Office Artifacts: Angela Seliga
Physiology lab manager Angela Seliga knows that meeting a professor one-on-one for office hours can be intimidating, so she’s set her office up to make it less daunting: there are couches, a mini-kitchen, even toys to play with.
“Before students take my class, they’ve usually only taken classes that have several hundred students in them,” Seliga (GRS’10) says. “They often feel a little disconnect with their faculty, and they are afraid to come to office hours. Word gets around that I have a couch. They’ll come for office hours, and then just ask if they can stay and study.”
Seliga, who came to BU to earn a PhD, teaches the College of Arts & Sciences biology department’s systems physiology labs. She also trains teaching fellows and undergraduate assistants. As a result, her office hours can get a little hectic—she often doesn’t have enough seating for all the students who come in, she says. She refers to one of her walls as the “wall of thanks”: on it are displayed years of thank-you cards from students.

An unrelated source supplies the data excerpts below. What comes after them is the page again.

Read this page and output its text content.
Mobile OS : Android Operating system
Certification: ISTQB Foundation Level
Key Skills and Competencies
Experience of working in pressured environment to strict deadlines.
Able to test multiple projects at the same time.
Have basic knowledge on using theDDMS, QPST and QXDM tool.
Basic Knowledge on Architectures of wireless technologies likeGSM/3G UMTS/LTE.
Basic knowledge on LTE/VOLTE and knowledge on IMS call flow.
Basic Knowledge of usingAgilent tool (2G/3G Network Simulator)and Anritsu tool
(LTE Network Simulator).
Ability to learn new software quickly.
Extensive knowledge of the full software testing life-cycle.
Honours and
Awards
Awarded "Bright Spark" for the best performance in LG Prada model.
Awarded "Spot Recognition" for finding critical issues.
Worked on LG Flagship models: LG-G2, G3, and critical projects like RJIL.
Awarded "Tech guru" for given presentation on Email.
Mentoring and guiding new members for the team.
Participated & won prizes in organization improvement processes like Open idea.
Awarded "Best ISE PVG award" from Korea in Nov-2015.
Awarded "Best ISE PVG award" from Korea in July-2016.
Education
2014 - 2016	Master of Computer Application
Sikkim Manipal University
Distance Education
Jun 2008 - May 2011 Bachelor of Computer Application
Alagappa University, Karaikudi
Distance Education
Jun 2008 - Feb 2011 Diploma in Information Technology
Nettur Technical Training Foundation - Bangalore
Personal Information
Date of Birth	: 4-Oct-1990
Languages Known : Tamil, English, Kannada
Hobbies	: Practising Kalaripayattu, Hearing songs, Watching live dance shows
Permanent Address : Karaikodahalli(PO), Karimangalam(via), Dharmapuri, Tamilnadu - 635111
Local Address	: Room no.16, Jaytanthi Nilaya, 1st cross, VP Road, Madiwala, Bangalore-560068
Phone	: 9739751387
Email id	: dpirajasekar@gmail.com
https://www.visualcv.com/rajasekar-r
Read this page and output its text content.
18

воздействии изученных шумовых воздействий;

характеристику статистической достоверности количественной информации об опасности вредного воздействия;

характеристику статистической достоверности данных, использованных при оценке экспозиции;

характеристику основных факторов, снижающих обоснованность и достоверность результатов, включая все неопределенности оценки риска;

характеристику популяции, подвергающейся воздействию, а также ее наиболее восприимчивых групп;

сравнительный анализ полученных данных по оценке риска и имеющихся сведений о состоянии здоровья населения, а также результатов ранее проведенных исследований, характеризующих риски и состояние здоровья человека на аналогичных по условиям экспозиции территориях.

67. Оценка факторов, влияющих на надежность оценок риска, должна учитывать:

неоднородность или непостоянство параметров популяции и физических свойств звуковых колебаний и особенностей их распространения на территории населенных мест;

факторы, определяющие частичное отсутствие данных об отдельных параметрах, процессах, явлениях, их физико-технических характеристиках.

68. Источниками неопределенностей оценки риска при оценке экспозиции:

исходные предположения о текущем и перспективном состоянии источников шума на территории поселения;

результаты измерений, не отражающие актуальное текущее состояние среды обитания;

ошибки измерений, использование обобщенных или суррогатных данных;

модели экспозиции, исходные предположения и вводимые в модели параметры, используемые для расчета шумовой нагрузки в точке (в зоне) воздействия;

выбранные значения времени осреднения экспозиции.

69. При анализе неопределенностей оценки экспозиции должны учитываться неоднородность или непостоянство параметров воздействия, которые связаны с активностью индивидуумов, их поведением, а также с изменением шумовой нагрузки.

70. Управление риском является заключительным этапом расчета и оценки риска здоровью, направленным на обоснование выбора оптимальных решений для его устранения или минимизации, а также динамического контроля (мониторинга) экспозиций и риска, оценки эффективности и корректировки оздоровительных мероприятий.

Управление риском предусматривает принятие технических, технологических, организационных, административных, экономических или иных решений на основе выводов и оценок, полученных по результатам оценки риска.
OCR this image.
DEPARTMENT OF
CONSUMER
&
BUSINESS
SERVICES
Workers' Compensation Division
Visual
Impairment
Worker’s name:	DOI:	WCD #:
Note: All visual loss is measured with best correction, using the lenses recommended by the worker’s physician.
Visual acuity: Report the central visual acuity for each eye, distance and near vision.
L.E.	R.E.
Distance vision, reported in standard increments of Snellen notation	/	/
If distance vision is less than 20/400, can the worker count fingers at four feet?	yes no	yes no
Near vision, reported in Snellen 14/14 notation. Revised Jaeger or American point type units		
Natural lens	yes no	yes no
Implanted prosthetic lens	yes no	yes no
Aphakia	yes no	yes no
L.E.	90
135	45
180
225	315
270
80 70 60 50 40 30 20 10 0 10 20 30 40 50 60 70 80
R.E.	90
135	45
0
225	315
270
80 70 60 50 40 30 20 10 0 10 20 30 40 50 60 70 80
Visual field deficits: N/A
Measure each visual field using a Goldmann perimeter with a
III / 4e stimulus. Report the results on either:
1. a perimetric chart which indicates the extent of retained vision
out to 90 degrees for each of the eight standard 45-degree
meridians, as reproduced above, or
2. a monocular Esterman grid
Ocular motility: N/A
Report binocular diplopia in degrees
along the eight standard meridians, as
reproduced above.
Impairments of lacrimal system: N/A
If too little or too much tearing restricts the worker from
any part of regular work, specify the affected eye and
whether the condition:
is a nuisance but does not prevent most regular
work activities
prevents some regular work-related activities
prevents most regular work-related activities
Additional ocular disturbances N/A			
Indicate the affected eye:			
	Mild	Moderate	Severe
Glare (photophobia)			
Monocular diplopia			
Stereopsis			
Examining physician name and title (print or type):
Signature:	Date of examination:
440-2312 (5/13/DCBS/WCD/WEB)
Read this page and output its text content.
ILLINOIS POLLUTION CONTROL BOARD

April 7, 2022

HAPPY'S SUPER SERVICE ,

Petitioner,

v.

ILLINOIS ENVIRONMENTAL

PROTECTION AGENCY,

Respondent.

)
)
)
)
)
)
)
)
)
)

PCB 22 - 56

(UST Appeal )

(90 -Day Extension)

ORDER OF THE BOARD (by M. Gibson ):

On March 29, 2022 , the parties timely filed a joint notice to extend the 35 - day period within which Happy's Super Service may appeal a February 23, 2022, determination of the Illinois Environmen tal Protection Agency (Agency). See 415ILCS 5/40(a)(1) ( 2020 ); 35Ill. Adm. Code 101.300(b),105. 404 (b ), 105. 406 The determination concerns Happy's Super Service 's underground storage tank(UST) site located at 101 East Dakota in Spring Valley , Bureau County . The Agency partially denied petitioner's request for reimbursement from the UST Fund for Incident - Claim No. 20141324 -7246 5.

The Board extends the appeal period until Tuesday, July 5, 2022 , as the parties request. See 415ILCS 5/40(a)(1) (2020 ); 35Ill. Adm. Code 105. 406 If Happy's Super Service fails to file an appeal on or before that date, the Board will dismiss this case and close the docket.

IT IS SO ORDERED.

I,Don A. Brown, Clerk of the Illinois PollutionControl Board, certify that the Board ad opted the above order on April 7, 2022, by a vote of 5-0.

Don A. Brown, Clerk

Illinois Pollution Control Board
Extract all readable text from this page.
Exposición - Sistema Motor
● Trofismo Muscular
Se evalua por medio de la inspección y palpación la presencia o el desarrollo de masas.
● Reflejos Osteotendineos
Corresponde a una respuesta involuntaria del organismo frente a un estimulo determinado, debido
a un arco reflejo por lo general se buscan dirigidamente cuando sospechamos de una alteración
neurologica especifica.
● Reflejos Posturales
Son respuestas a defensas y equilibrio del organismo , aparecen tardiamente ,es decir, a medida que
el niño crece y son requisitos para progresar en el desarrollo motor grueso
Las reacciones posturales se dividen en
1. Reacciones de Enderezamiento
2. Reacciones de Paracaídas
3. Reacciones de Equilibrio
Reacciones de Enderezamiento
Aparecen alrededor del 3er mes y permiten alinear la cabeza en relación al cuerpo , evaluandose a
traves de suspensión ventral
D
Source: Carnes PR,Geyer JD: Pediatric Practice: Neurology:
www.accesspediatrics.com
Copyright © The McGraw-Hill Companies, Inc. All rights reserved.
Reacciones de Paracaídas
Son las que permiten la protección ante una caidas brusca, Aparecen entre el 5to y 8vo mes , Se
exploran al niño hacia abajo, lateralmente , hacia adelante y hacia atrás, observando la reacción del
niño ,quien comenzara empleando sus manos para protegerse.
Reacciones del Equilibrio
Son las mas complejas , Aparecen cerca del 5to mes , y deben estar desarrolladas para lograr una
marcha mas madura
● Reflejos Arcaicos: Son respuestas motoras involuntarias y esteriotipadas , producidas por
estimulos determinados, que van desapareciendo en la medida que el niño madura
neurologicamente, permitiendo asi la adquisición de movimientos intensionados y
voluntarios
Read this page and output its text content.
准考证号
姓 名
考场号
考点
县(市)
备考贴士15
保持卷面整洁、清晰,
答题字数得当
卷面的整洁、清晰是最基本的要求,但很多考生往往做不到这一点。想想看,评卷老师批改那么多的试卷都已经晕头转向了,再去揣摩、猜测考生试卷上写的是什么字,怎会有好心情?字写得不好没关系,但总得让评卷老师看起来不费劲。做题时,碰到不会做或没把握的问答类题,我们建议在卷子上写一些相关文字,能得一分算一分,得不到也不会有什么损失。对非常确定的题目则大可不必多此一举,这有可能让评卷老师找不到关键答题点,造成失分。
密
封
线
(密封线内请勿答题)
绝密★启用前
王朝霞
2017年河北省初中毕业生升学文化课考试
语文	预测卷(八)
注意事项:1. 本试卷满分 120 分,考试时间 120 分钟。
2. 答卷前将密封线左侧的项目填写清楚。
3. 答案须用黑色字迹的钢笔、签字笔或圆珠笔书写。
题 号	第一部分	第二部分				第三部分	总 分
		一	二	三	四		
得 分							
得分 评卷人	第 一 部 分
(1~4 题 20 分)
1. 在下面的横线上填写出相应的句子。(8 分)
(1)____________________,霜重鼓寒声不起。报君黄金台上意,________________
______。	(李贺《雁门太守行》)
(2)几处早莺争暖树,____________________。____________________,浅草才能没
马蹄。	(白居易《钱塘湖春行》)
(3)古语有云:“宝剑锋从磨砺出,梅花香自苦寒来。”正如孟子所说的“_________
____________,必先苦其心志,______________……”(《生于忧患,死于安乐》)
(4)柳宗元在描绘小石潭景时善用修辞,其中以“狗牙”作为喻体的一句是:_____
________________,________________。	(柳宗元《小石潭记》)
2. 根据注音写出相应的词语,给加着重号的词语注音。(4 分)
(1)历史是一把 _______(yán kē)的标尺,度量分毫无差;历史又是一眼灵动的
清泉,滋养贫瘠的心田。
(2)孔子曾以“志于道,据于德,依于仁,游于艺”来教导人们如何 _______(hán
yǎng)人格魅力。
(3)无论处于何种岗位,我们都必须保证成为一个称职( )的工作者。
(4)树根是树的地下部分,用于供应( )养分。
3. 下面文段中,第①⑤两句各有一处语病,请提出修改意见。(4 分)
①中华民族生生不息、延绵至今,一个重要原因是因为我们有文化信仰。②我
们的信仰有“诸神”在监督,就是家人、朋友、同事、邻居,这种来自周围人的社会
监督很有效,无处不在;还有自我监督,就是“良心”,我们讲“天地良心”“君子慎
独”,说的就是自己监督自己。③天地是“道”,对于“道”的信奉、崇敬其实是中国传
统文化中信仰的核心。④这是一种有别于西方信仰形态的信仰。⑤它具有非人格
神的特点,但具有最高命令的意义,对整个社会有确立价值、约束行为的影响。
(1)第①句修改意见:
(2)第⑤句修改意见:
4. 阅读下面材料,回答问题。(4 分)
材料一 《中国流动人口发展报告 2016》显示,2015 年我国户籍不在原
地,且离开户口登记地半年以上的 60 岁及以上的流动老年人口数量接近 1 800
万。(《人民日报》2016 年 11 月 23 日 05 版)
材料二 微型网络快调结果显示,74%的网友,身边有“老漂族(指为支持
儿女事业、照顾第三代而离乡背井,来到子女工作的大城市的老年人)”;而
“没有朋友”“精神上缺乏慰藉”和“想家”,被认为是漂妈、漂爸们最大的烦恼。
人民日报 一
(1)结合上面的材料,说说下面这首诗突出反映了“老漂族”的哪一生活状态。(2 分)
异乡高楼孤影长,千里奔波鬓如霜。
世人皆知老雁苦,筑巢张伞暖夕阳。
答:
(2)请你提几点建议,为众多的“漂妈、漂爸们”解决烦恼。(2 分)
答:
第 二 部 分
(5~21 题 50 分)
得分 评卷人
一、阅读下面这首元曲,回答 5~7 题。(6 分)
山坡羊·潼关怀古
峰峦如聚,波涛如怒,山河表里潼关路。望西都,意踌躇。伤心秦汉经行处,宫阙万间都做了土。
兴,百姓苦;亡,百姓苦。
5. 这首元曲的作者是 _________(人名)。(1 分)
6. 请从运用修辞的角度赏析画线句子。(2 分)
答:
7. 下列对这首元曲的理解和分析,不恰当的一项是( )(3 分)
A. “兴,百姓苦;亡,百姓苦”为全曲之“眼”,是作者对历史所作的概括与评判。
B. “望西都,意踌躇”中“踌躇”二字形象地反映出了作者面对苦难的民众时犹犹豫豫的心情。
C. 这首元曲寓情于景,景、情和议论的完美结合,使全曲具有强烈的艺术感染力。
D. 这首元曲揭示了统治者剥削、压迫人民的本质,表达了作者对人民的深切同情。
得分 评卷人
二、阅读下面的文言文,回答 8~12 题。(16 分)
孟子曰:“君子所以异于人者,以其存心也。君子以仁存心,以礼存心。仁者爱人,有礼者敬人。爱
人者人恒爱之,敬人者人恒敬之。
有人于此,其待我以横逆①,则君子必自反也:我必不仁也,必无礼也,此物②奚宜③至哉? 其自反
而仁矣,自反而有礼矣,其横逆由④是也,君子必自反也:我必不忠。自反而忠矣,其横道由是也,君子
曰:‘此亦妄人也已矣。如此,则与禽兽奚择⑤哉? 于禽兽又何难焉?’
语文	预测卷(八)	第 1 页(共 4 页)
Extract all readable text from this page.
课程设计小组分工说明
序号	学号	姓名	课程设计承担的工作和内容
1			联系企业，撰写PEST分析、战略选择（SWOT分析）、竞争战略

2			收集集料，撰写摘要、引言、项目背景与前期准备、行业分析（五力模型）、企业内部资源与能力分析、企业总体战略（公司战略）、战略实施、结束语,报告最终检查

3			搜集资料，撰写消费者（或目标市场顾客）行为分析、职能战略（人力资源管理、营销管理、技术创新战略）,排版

She also has a signed flag from a trip she took with students and other gifts.
In addition to her BU work, Seliga is passionate about training scientists even younger than college level. Many high school students, she says, are taught by teachers who don’t have a degree in science or adequate lab space. As a grad student, she spent a year teaching at Brighton High School, an experience that informed her later teaching. “That really fueled me to tell kids to not be afraid of science,” she says, “because I used to be that kid.”